Having a culture of competition has helped the brothers grow as athletes, Jacob said.

“We have people to push us as well and it’s a lot more training for us and a lot more experience because we also get [our older brother’s] insights on how their competitions go and they help us train,” Jacob said. “Having brothers means you have permanent training partners.”

Joshua started competing in jiu-jitsu when he was 12, while Jacob began at 10 years old.

Joshua, who only just earned his black belt in September, went into the Pan-Ams as an underdog, managed to come away with the biggest upset of the tournament, according to many fight fans. BJJ news source AttackTheBack.com reported that Joshua taking gold in his debut was “one of the biggest shocks of the tournament.”

Joshua defeated No. 1 seed Paulo Miyao, a three-time champion.

“It feels really good.

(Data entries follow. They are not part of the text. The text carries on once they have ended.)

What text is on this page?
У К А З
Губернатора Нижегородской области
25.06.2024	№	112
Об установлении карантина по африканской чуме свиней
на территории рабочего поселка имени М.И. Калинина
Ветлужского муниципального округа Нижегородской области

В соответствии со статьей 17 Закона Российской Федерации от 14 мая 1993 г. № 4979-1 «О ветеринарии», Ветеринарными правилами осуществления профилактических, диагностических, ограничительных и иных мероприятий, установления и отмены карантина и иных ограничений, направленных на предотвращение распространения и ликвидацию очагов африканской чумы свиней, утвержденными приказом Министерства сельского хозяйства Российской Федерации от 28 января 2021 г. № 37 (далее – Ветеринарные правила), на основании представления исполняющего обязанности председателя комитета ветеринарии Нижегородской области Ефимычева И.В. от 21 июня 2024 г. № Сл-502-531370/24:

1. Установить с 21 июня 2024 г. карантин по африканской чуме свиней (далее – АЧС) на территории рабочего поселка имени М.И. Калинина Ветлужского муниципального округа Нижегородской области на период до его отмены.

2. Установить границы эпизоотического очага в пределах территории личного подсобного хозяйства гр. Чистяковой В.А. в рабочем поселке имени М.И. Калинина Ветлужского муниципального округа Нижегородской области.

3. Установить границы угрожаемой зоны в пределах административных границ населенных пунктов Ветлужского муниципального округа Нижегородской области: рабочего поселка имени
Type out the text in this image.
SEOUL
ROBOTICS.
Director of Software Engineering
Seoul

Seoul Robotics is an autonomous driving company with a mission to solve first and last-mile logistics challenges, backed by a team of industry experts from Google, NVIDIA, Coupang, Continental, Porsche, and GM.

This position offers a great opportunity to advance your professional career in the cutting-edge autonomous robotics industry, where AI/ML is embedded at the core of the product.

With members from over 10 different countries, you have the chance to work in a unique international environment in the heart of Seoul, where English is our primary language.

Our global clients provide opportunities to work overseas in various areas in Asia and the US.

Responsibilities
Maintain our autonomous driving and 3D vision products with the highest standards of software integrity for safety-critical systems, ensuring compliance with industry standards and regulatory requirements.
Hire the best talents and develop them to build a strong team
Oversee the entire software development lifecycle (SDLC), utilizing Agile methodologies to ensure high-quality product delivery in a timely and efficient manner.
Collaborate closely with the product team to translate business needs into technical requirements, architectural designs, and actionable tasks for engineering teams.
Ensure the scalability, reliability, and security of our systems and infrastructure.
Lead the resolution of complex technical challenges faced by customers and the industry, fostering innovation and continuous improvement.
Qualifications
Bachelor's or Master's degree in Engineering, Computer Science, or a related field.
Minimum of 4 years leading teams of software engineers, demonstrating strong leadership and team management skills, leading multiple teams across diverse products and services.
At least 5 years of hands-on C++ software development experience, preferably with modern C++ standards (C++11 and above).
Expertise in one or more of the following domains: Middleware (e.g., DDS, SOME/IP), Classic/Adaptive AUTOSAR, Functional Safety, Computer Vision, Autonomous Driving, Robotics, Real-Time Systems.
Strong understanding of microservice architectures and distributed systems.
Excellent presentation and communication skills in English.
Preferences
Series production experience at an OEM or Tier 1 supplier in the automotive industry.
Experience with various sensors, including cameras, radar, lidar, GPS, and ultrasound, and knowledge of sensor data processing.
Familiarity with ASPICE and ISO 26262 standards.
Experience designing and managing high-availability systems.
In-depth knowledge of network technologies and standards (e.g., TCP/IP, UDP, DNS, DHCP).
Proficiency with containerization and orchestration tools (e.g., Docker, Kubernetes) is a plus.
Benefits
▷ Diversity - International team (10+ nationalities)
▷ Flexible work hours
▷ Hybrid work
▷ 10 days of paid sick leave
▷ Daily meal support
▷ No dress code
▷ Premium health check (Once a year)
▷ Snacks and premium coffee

It shows all the hard work and the training I’ve been doing,” Joshua said. “And to get it over a guy like Paulo Miyao, who’s literally a legend in the sport that I’ve been watching fight at the highest level against the top guys, I have learned from him and now that I’ve gotten to fight him and beat him, that’s a huge accomplishment. That’s probably the highlight of my career right now.”

Joshua met Miyao, the division’s heavy favorite and winner of the 2015 competition, in the quarterfinals.

“For me, that quarterfinals match was the finals. Everything revolved around that match,” Joshua said.

In addition to meeting and conquering new challenges, Joshua said he enjoys the traveling and seeing new places that comes along with attending North America’s various tournaments. 

What he said he enjoys most about the sport, though, is that it works out the mind as well as the body.

“It’s like a chess game. It’s very technical, so your mind is always thinking,” Joshua said. “The plan is to just go in there and attack and find a submission. We roll around and the mindset is to just trying to break each other’s arms and break each other’s legs. It’s fun.”

Currently a student at College of the Sequoias, Joshua plans to open his own gym and train a new generation of fighters when he’s done competing.